Norm Gilsdorf, president of Honeywell Process Solutions, welcomed more than 1000 attendees from 34 countries to the 36th Honeywell Users Group Americas Symposium held in Phoenix on June 12-16. Gilsdorf kicked off the general session with a perspective on an industry in which globalization, mobilization, integration and collaboration have become vital elements in a competitive marketplace.
The boundaries that used to exist between countries have lessened to a great extent, Gilsdorf said, noting that the speed of decisions and speed of pricing—particularly in the liquefied natural gas (LNG) market—are becoming critical to success and profitability. The companies that can make decisions faster can create a competitive advantage.
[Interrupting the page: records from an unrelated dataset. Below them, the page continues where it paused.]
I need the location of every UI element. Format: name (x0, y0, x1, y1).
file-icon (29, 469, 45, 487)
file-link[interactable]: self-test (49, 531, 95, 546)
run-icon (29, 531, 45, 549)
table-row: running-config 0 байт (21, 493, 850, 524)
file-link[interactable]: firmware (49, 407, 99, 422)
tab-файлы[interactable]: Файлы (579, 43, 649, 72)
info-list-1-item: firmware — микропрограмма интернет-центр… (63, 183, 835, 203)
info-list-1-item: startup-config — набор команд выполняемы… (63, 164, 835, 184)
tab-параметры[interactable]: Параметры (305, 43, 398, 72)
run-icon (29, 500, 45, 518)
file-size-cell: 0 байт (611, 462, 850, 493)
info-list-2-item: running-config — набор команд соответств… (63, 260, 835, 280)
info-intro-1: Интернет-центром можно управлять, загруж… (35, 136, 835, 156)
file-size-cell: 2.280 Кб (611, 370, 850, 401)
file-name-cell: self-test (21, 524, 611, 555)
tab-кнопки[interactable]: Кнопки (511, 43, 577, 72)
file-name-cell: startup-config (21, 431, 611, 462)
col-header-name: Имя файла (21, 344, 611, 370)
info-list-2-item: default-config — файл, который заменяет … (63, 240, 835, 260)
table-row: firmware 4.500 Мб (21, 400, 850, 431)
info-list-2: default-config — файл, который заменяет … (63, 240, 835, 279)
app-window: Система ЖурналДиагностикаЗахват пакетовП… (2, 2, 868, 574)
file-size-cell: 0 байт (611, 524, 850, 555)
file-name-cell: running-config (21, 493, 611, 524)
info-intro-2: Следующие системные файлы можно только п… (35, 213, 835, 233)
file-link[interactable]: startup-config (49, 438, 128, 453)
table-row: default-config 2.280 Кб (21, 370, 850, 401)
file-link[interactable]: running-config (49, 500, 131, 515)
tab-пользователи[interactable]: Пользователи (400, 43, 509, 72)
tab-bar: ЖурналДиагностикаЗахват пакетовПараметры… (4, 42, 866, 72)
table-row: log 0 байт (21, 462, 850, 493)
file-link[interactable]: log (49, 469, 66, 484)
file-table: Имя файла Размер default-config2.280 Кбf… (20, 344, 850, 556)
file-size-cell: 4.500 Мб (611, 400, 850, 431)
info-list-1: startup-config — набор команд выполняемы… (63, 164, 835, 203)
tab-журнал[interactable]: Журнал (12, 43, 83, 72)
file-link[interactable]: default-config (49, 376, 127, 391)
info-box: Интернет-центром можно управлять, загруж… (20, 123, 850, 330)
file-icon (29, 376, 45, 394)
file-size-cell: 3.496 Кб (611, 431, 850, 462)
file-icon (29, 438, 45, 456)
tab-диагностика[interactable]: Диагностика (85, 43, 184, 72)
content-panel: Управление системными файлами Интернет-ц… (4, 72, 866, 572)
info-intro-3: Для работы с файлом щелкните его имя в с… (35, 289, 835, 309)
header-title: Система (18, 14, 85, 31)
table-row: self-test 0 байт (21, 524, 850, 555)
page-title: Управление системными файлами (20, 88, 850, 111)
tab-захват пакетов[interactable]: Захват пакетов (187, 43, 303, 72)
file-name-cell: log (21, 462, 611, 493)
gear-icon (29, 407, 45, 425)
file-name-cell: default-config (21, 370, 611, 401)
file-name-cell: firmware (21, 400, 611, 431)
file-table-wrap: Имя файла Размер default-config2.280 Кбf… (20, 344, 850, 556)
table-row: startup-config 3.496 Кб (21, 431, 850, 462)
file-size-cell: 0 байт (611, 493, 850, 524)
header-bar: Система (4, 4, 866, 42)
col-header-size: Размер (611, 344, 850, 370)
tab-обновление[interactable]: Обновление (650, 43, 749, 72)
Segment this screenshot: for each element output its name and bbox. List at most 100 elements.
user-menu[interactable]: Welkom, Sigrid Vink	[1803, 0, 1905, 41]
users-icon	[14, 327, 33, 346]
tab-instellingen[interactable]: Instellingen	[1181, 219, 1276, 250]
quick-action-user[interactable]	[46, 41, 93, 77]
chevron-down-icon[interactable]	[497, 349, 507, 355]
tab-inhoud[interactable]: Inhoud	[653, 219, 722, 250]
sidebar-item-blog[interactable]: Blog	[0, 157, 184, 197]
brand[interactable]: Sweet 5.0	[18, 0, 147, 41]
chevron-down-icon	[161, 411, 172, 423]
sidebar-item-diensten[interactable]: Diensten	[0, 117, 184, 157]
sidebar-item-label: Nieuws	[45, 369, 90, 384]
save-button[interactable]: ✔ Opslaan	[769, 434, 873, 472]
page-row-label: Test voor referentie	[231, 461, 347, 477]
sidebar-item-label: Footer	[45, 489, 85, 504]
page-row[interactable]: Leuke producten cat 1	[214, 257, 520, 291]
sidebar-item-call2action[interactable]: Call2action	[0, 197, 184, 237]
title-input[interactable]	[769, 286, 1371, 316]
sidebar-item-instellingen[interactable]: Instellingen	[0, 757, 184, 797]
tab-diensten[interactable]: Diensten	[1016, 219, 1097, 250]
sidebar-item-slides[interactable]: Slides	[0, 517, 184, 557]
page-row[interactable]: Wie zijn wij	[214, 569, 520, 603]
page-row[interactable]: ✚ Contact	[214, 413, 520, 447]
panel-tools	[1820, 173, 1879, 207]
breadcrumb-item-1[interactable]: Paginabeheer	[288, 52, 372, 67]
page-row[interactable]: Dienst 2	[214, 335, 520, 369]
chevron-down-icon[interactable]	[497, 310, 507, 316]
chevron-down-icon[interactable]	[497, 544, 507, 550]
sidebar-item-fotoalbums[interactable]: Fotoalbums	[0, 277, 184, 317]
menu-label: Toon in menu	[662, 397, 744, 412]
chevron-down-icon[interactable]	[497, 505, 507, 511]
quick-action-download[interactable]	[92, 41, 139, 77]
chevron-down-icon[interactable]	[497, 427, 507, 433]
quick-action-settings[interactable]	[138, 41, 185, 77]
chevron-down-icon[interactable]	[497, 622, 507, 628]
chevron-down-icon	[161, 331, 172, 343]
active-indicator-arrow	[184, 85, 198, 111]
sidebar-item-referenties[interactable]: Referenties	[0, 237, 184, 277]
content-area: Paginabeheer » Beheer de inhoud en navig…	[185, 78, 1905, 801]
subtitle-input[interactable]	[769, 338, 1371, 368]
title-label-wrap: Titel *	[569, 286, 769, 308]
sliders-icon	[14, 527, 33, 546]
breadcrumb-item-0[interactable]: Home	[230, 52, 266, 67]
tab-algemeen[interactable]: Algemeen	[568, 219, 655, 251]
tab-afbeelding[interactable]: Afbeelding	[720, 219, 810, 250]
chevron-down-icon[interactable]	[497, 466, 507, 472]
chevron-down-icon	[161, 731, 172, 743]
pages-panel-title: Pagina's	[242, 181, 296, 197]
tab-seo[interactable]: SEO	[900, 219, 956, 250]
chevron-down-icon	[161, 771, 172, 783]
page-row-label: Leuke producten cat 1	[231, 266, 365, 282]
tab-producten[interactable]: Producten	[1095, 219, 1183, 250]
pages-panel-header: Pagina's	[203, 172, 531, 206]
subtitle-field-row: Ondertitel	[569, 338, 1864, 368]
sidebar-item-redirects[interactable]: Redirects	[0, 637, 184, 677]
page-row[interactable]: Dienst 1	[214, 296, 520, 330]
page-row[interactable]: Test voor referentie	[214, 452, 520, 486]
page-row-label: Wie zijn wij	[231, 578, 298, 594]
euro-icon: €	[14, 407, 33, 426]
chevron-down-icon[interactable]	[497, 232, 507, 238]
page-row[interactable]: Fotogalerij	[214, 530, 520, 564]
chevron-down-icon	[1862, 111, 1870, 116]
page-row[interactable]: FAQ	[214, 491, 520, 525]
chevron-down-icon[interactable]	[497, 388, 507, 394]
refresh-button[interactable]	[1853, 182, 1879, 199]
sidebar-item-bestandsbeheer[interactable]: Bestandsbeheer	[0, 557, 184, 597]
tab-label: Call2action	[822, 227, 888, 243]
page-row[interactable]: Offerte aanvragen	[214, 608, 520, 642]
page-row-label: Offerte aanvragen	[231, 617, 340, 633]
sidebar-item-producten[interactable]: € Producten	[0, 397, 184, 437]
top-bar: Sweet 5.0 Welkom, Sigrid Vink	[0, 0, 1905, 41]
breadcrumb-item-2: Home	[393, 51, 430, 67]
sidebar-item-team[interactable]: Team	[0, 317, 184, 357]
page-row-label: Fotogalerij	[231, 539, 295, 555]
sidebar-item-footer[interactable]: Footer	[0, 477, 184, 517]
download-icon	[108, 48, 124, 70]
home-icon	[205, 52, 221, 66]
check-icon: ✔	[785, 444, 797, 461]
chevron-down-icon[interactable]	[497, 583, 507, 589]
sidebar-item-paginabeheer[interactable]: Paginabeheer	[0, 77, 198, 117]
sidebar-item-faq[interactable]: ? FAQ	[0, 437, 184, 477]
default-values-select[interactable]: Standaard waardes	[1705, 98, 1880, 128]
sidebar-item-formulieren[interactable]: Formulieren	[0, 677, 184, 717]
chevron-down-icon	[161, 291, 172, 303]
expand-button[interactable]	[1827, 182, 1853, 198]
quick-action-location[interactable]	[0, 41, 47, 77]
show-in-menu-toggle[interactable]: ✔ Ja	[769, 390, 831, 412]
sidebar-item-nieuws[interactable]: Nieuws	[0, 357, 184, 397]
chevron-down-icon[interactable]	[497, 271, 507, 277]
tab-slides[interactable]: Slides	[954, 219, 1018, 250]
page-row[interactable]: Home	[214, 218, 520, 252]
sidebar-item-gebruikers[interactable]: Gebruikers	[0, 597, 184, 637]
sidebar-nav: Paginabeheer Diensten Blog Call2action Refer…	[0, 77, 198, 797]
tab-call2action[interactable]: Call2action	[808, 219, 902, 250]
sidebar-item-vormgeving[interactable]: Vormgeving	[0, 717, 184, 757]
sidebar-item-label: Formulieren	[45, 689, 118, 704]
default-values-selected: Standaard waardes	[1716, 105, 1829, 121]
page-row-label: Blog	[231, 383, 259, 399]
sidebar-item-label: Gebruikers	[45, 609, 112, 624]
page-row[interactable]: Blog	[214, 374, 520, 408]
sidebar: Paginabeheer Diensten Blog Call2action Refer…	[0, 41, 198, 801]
Mobilization of people and assets is also important, Gilsdorf said, but process industries are really only just beginning to adapt to this trend. "More can be done here," he added. "Getting information to the right place, to the right experts, wherever they are in the world, can also create a competitive advantage."
Just as the cell phone integrates email, Internet access, cameras, GPS and more, mobile computing devices could be used within industry. "We need to learn to leverage that in the process industries—bring them together so you can make faster decisions, better decisions, decisions that sometimes don't need operator intervention, decisions that help you solve problems better, in a faster way," he said.
Jason Urso, vice president and chief technology officer for Honeywell Process Solutions, provided some specifics on Honeywell's approach to these challenges. He reported that the latest version of Experion, released last year, includes a new Profibus module, Foundation fieldbus' advanced alarm prioritization and filtering, a steam turbine control module, a custom algorithm block that allows users to augment existing function blocks and support for Microsoft Windows 7.
"We're also now introducing Experion virtualization, which will allow users to reap Experion's benefits with far less hardware," said Urso. "It uses a few thin-client computers to reduce a typical user's data processing hardware by 75%. And we're also applying Experion virtualization across our whole portfolio to reduce a customer's existing hardware by as much as 90%."
Besides saving on hardware, this virtualization strategy aids migration projects for users by taking easily portable snapshots of their applications, making it simpler to deploy new tools and functions and enabling better backup-and-restore functions.
To aid users in the field, Honeywell also recently launched its Field Advisor mobile operator rounds software, which is built into its Field Advisor handheld devices. This enables the firm's Experion remote operations program to help users cope with their skilled labor shortages. "In the first half of 2012, Experion will begin delivering data and reporting via Apple iPhone and iPad," added Urso.
On the safety front, Urso reported that Honeywell will introduce three new products in August 2012 to bring alarm functions to Experion. These will include Alarm Help to connect alarms directly to control systems; dynamic alarm suppression to detect alarm bursts and suppress all alarms except those that indicate root-cause alarms; and an alarm trend display that sequentially orders alarms to identify significant trends before they become problems or incidents. Urso added that Honeywell is further improving safety for users by launching a new wireless gas detector along with an individual personnel locator in 2011, as well as a line of smart personal protection equipment.
Honeywell also announced at the meeting that Honeywell Safety Manager is the first automation module to receive the ISASecure Embedded Device Certification from the ISA Security Compliance Institute. Part of the PKS suite of products and tightly integrated with Honeywell Experion control system, Safety Manager is a hardware and software platform that provides complete SIS safety protection for process plants.